7th Speaker of the National Assembly
- In office 16 June 2014 – 19 June 2019
- Preceded by: Chimunthu Banda
- Succeeded by: Catherine Gotani Hara

Member of the National Assembly
- In office 2014–2019
- Preceded by: Khwauli Msiska
- Succeeded by: Kenneth Ndovie
- Constituency: Karonga Nyungwe

Personal details
- Born: 28 August 1962 (age 63)
- Party: Malawi Congress (before 2018) United Transformation Movement (since 2018)

= Richard Msowoya =

Malawian politician (born 1962)

Richard Msowoya (born 28 August 1962) is a Malawian politician who served as the 7th Speaker of the National Assembly and in the assembly for the Karonga Nyungwe constituency from 2014 to 2019. He was a member of the Malawi Congress Party and United Transformation Movement. He was Lazarus Chakwera's vice presidential running mate in the 2014 election

==Early life and education==
Richard Msowoya was born on 28 August 1962. He graduated with a master's degree in supply chain management.

==Career==
Msowoya served as Deputy Minister of Education, Minister of State, and Minister of Transport. Msowoya became vice president of the Malawi Congress Party (MCP).

Msowoya was Lazarus Chakwera's vice presidential running mate in the 2014 election. During the campaign he participated in the first televised vice presidential debate in Malawi's history.

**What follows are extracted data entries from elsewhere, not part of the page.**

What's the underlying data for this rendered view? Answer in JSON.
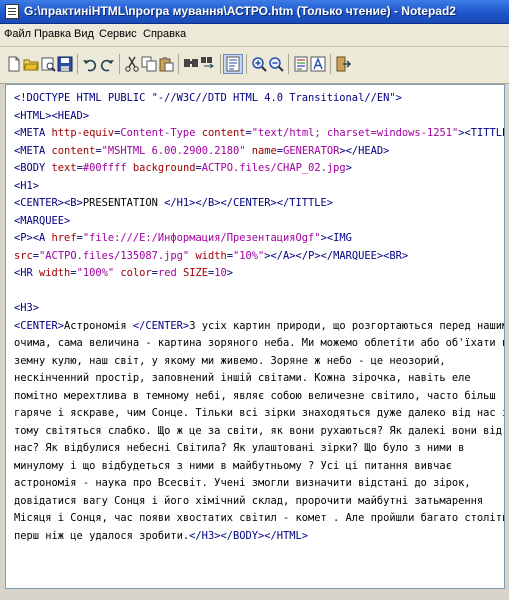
{
  "window": {
    "title": "G:\\практиніHTML\\програ мування\\АСТРО.htm (Только чтение) - Notepad2"
  },
  "menu": {
    "items": [
      "Файл",
      "Правка",
      "Вид",
      "Сервис",
      "Справка"
    ]
  },
  "toolbar": {
    "buttons": [
      "new-icon",
      "open-icon",
      "browse-icon",
      "save-icon",
      "undo-icon",
      "redo-icon",
      "cut-icon",
      "copy-icon",
      "paste-icon",
      "find-icon",
      "replace-icon",
      "word-wrap-icon",
      "zoom-in-icon",
      "zoom-out-icon",
      "scheme-icon",
      "font-icon",
      "exit-icon"
    ]
  },
  "editor": {
    "lines": [
      [
        {
          "t": "tag",
          "v": "<!DOCTYPE HTML PUBLIC \"-//W3C//DTD HTML 4.0 Transitional//EN\">"
        }
      ],
      [
        {
          "t": "tag",
          "v": "<HTML><HEAD>"
        }
      ],
      [
        {
          "t": "tag",
          "v": "<META "
        },
        {
          "t": "attr",
          "v": "http-equiv"
        },
        {
          "t": "tag",
          "v": "="
        },
        {
          "t": "val",
          "v": "Content-Type"
        },
        {
          "t": "tag",
          "v": " "
        },
        {
          "t": "attr",
          "v": "content"
        },
        {
          "t": "tag",
          "v": "="
        },
        {
          "t": "val",
          "v": "\"text/html; charset=windows-1251\""
        },
        {
          "t": "tag",
          "v": "><TITTLE>"
        }
      ],
      [
        {
          "t": "tag",
          "v": "<META "
        },
        {
          "t": "attr",
          "v": "content"
        },
        {
          "t": "tag",
          "v": "="
        },
        {
          "t": "val",
          "v": "\"MSHTML 6.00.2900.2180\""
        },
        {
          "t": "tag",
          "v": " "
        },
        {
          "t": "attr",
          "v": "name"
        },
        {
          "t": "tag",
          "v": "="
        },
        {
          "t": "val",
          "v": "GENERATOR"
        },
        {
          "t": "tag",
          "v": "></HEAD>"
        }
      ],
      [
        {
          "t": "tag",
          "v": "<BODY "
        },
        {
          "t": "attr",
          "v": "text"
        },
        {
          "t": "tag",
          "v": "="
        },
        {
          "t": "val",
          "v": "#00ffff"
        },
        {
          "t": "tag",
          "v": " "
        },
        {
          "t": "attr",
          "v": "background"
        },
        {
          "t": "tag",
          "v": "="
        },
        {
          "t": "val",
          "v": "АСТРО.files/CHAP_02.jpg"
        },
        {
          "t": "tag",
          "v": ">"
        }
      ],
      [
        {
          "t": "tag",
          "v": "<H1>"
        }
      ],
      [
        {
          "t": "tag",
          "v": "<CENTER><B>"
        },
        {
          "t": "ent",
          "v": "PRESENTATION "
        },
        {
          "t": "tag",
          "v": "</H1></B></CENTER></TITTLE>"
        }
      ],
      [
        {
          "t": "tag",
          "v": "<MARQUEE>"
        }
      ],
      [
        {
          "t": "tag",
          "v": "<P><A "
        },
        {
          "t": "attr",
          "v": "href"
        },
        {
          "t": "tag",
          "v": "="
        },
        {
          "t": "val",
          "v": "\"file:///E:/Информация/ПрезентацияOgf\""
        },
        {
          "t": "tag",
          "v": "><IMG"
        }
      ],
      [
        {
          "t": "attr",
          "v": "src"
        },
        {
          "t": "tag",
          "v": "="
        },
        {
          "t": "val",
          "v": "\"АСТРО.files/135087.jpg\""
        },
        {
          "t": "tag",
          "v": " "
        },
        {
          "t": "attr",
          "v": "width"
        },
        {
          "t": "tag",
          "v": "="
        },
        {
          "t": "val",
          "v": "\"10%\""
        },
        {
          "t": "tag",
          "v": "></A></P></MARQUEE><BR>"
        }
      ],
      [
        {
          "t": "tag",
          "v": "<HR "
        },
        {
          "t": "attr",
          "v": "width"
        },
        {
          "t": "tag",
          "v": "="
        },
        {
          "t": "val",
          "v": "\"100%\""
        },
        {
          "t": "tag",
          "v": " "
        },
        {
          "t": "attr",
          "v": "color"
        },
        {
          "t": "tag",
          "v": "="
        },
        {
          "t": "val",
          "v": "red"
        },
        {
          "t": "tag",
          "v": " "
        },
        {
          "t": "attr",
          "v": "SIZE"
        },
        {
          "t": "tag",
          "v": "="
        },
        {
          "t": "val",
          "v": "10"
        },
        {
          "t": "tag",
          "v": ">"
        }
      ],
      [],
      [
        {
          "t": "tag",
          "v": "<H3>"
        }
      ],
      [
        {
          "t": "tag",
          "v": "<CENTER>"
        },
        {
          "t": "ent",
          "v": "Астрономія "
        },
        {
          "t": "tag",
          "v": "</CENTER>"
        },
        {
          "t": "ent",
          "v": "З усіх картин природи, що розгортаються перед нашими"
        }
      ],
      [
        {
          "t": "ent",
          "v": "очима, сама величина - картина зоряного неба. Ми можемо облетіти або об'їхати всю"
        }
      ],
      [
        {
          "t": "ent",
          "v": "земну кулю, наш світ, у якому ми живемо. Зоряне ж небо - це неозорий,"
        }
      ],
      [
        {
          "t": "ent",
          "v": "нескінченний простір, заповнений іншій світами. Кожна зірочка, навіть еле"
        }
      ],
      [
        {
          "t": "ent",
          "v": "помітно мерехтлива в темному небі, являє собою величезне світило, часто більш"
        }
      ],
      [
        {
          "t": "ent",
          "v": "гаряче і яскраве, чим Сонце. Тільки всі зірки знаходяться дуже далеко від нас і"
        }
      ],
      [
        {
          "t": "ent",
          "v": "тому світяться слабко. Що ж це за світи, як вони рухаються? Як далекі вони від"
        }
      ],
      [
        {
          "t": "ent",
          "v": "нас? Як відбулися небесні Світила? Як улаштовані зірки? Що було з ними в"
        }
      ],
      [
        {
          "t": "ent",
          "v": "минулому і що відбудеться з ними в майбутньому ? Усі ці питання вивчає"
        }
      ],
      [
        {
          "t": "ent",
          "v": "астрономія - наука про Всесвіт. Учені змогли визначити відстані до зірок,"
        }
      ],
      [
        {
          "t": "ent",
          "v": "довідатися вагу Сонця і його хімічний склад, пророчити майбутні затьмарення"
        }
      ],
      [
        {
          "t": "ent",
          "v": "Місяця і Сонця, час появи хвостатих світил - комет . Але пройшли багато століть,"
        }
      ],
      [
        {
          "t": "ent",
          "v": "перш ніж це удалося зробити."
        },
        {
          "t": "tag",
          "v": "</H3></BODY></HTML>"
        }
      ]
    ]
  }
}
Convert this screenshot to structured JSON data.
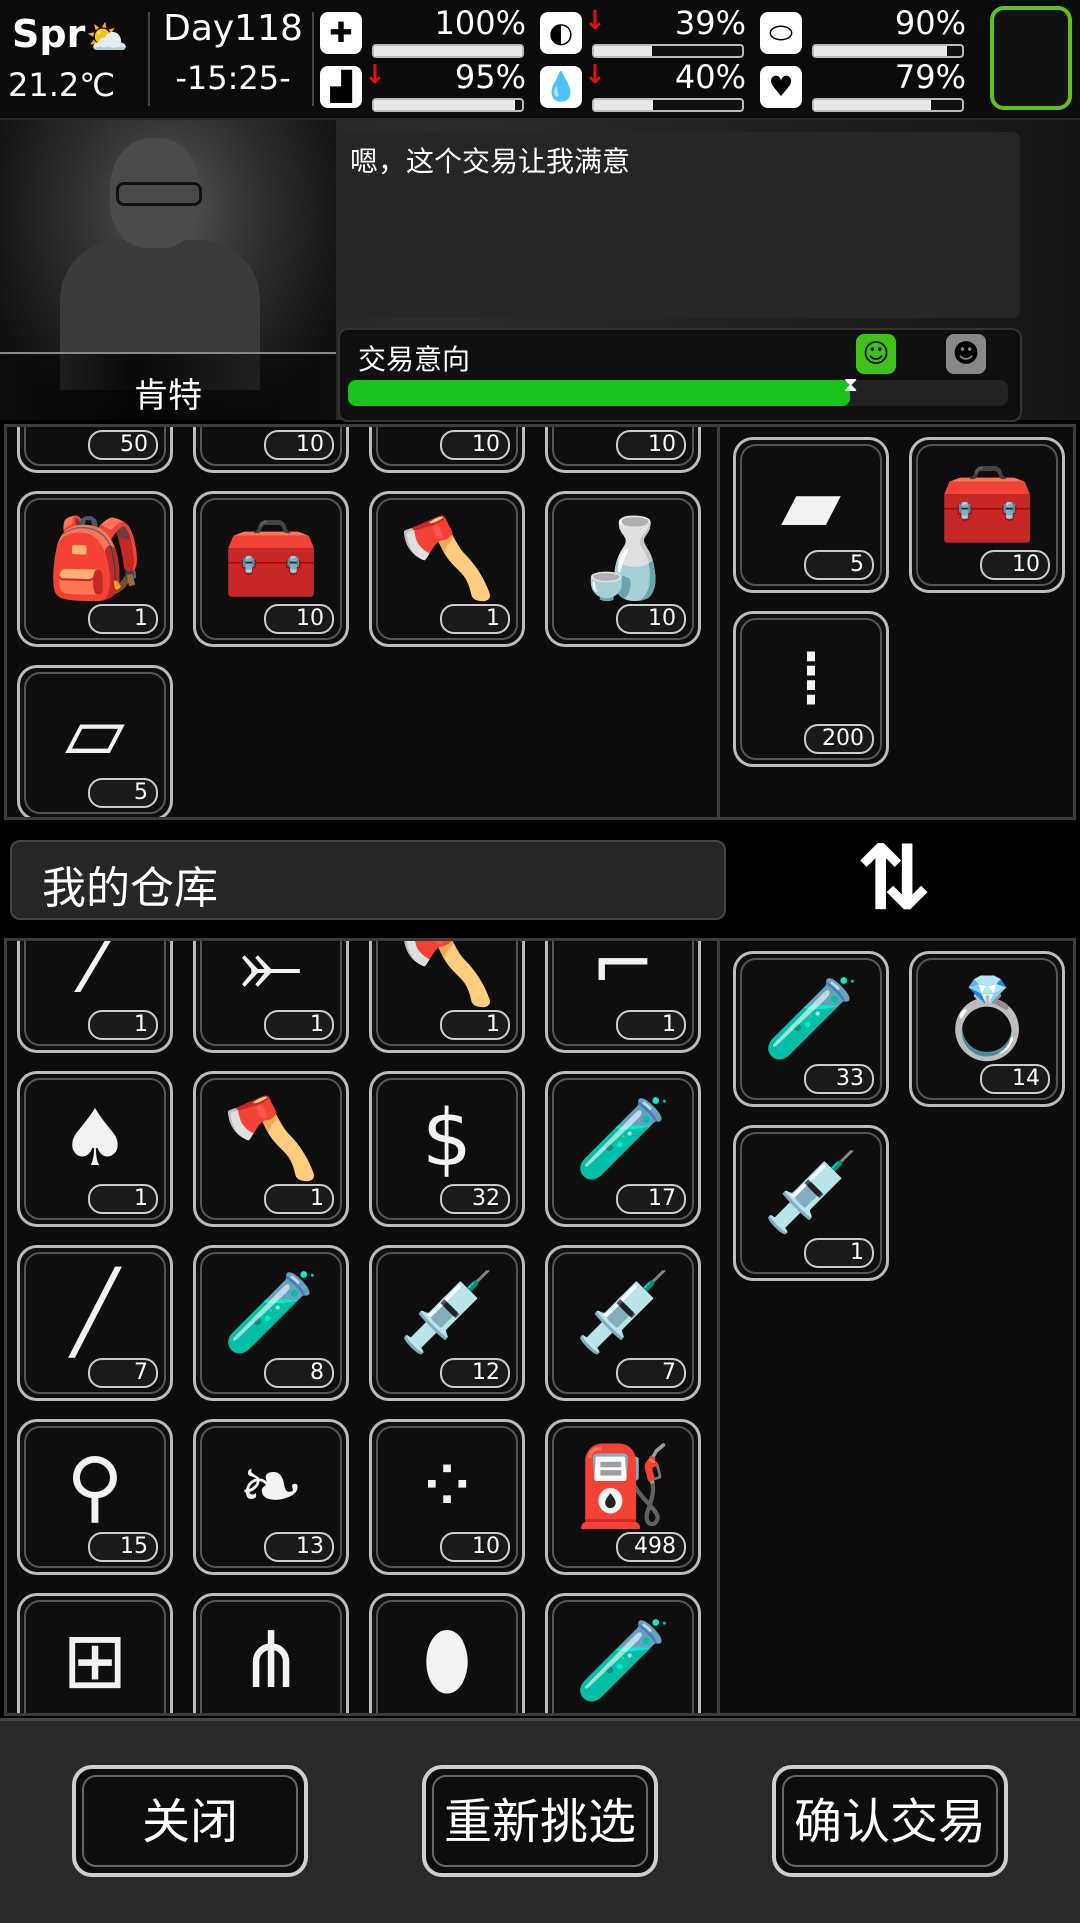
{
  "status": {
    "season": "Spr",
    "weather_icon": "partly-cloudy-icon",
    "temperature": "21.2℃",
    "day": "Day118",
    "time": "-15:25-",
    "stats": [
      {
        "name": "health",
        "icon": "first-aid-icon",
        "value": "100%",
        "level": 1.0,
        "warning": false
      },
      {
        "name": "hunger",
        "icon": "stomach-icon",
        "value": "39%",
        "level": 0.39,
        "warning": true
      },
      {
        "name": "mood",
        "icon": "pill-icon",
        "value": "90%",
        "level": 0.9,
        "warning": false
      },
      {
        "name": "stamina",
        "icon": "boot-icon",
        "value": "95%",
        "level": 0.95,
        "warning": true
      },
      {
        "name": "thirst",
        "icon": "water-drop-icon",
        "value": "40%",
        "level": 0.4,
        "warning": true
      },
      {
        "name": "heart",
        "icon": "heart-icon",
        "value": "79%",
        "level": 0.79,
        "warning": false
      }
    ],
    "equip_slot_color": "#5fc11f"
  },
  "npc": {
    "name": "肯特",
    "speech": "嗯，这个交易让我满意",
    "trade_label": "交易意向",
    "trade_level": 0.76,
    "bar_color": "#19c41b"
  },
  "npc_inventory": {
    "items": [
      {
        "icon": "leaf-icon",
        "count": "50"
      },
      {
        "icon": "gear-icon",
        "count": "10"
      },
      {
        "icon": "tool-icon",
        "count": "10"
      },
      {
        "icon": "scrap-icon",
        "count": "10"
      },
      {
        "icon": "backpack-icon",
        "count": "1"
      },
      {
        "icon": "toolbox-icon",
        "count": "10"
      },
      {
        "icon": "hatchet-icon",
        "count": "1"
      },
      {
        "icon": "water-bottle-icon",
        "count": "10"
      },
      {
        "icon": "cloth-icon",
        "count": "5"
      }
    ],
    "offer": [
      {
        "icon": "metal-plate-icon",
        "count": "5"
      },
      {
        "icon": "toolbox-open-icon",
        "count": "10"
      },
      {
        "icon": "bullets-icon",
        "count": "200"
      }
    ]
  },
  "storage": {
    "title": "我的仓库",
    "items": [
      {
        "icon": "baseball-bat-icon",
        "count": "1"
      },
      {
        "icon": "crossbow-icon",
        "count": "1"
      },
      {
        "icon": "axe-icon",
        "count": "1"
      },
      {
        "icon": "rifle-icon",
        "count": "1"
      },
      {
        "icon": "shovel-icon",
        "count": "1"
      },
      {
        "icon": "hatchet-icon",
        "count": "1"
      },
      {
        "icon": "cash-icon",
        "count": "32"
      },
      {
        "icon": "test-tube-v-icon",
        "count": "17"
      },
      {
        "icon": "cigarette-icon",
        "count": "7"
      },
      {
        "icon": "test-tube-vii-icon",
        "count": "8"
      },
      {
        "icon": "syringe-red-icon",
        "count": "12"
      },
      {
        "icon": "syringe-icon",
        "count": "7"
      },
      {
        "icon": "ampoule-icon",
        "count": "15"
      },
      {
        "icon": "herb-leaves-icon",
        "count": "13"
      },
      {
        "icon": "pills-icon",
        "count": "10"
      },
      {
        "icon": "fuel-can-icon",
        "count": "498"
      },
      {
        "icon": "net-icon",
        "count": ""
      },
      {
        "icon": "spray-cans-icon",
        "count": ""
      },
      {
        "icon": "medicine-bottle-icon",
        "count": ""
      },
      {
        "icon": "test-tube-vi-icon",
        "count": ""
      }
    ],
    "offer": [
      {
        "icon": "test-tube-vi-icon",
        "count": "33"
      },
      {
        "icon": "diamond-ring-icon",
        "count": "14"
      },
      {
        "icon": "syringe-icon",
        "count": "1"
      }
    ]
  },
  "buttons": {
    "close": "关闭",
    "reselect": "重新挑选",
    "confirm": "确认交易"
  }
}
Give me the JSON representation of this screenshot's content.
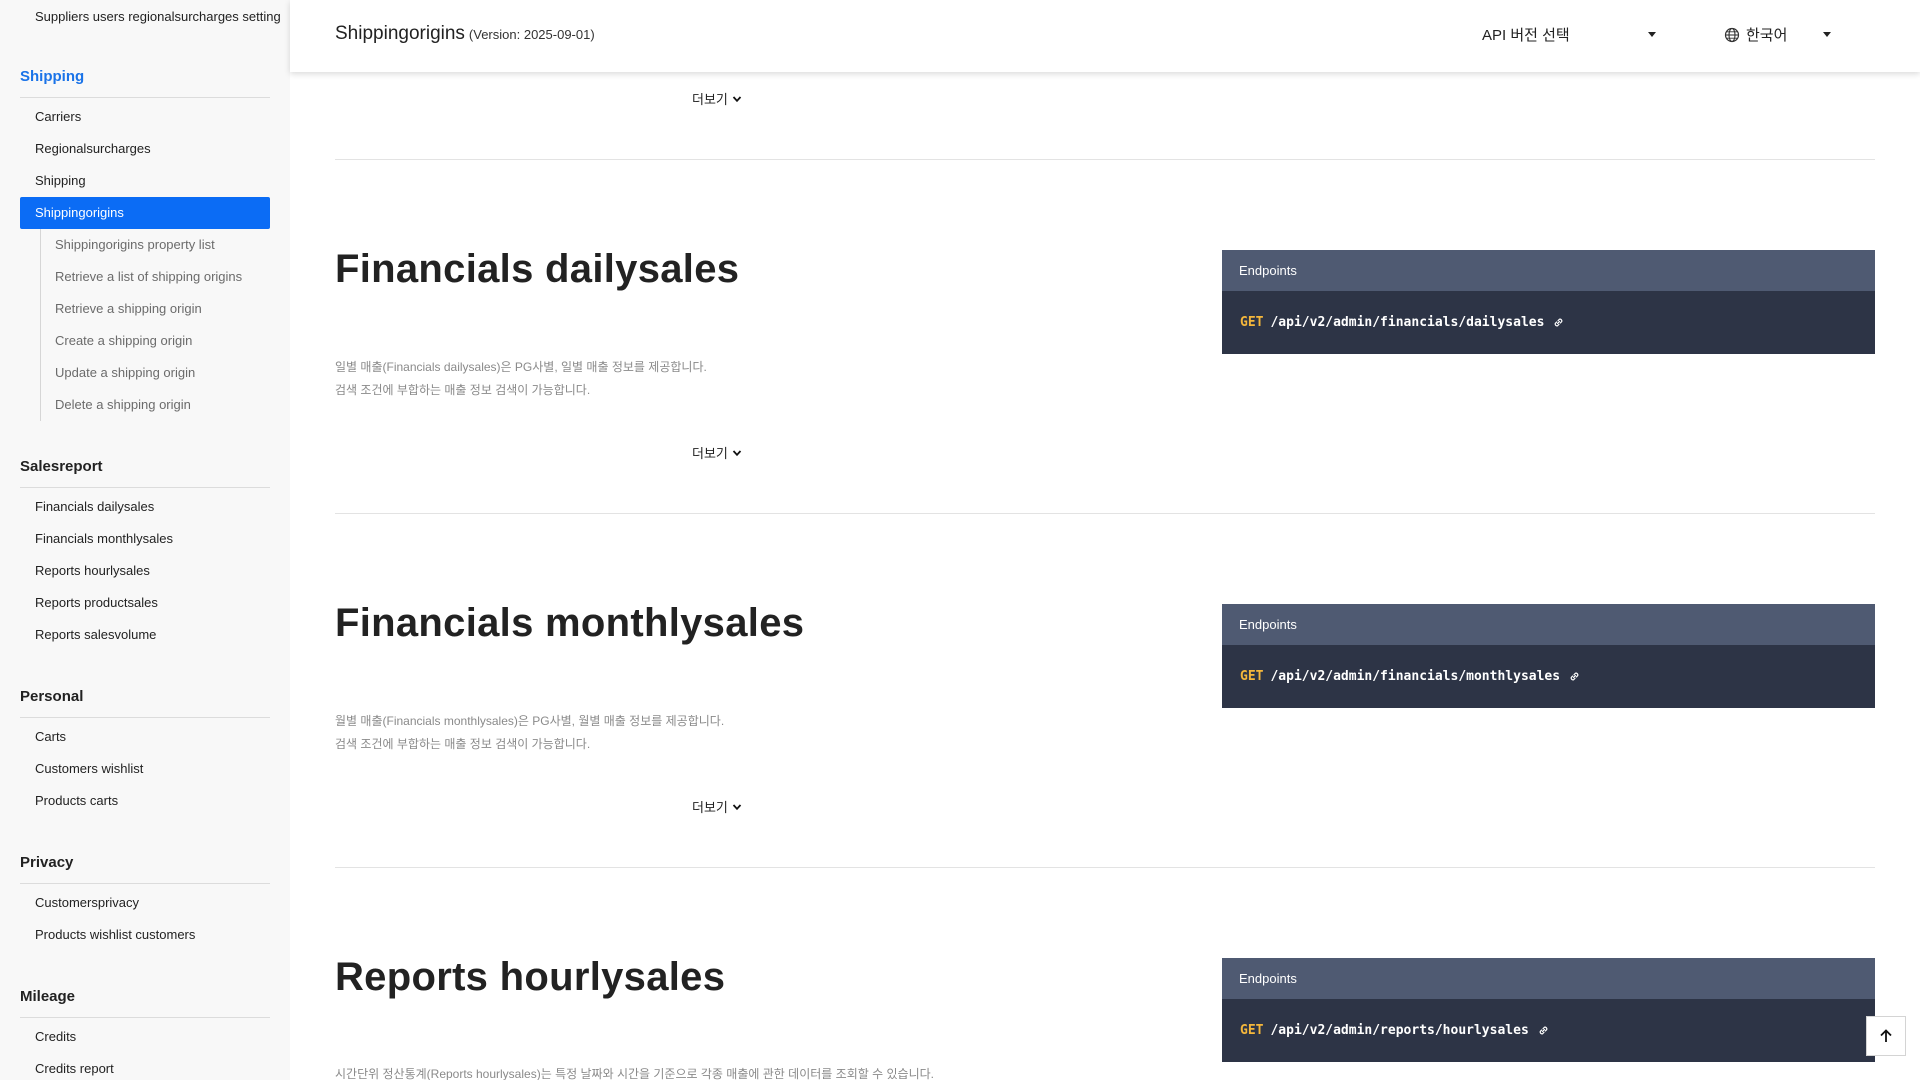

In the 2009 election Msowoya ran in the Karonga Nyungwe constituency as an independent candidate and lost to Khwauli Msiska. He defeated Msiska in the 2014 election as the nominee of the MCP.

Msowoya defeated Francis Kasaila, a member of the Democratic Progressive Party (DPP), to become the 7th Speaker by a vote of 101 to 89 on 16 June 2014.

Msowoya left the MCP and joined the United Transformation Movement (UTM) on 20 July 2018. He declined to seek reelection in the Karonga Nyungwe constituency in 2019, and instead supported his daughter Luwani Msowoya. Kenneth Ndovie defeated her in the election.

==Personal life==
A cyclist was hit and killed by Msowoya in Chisemphere in 2015, but no charges were filed against him.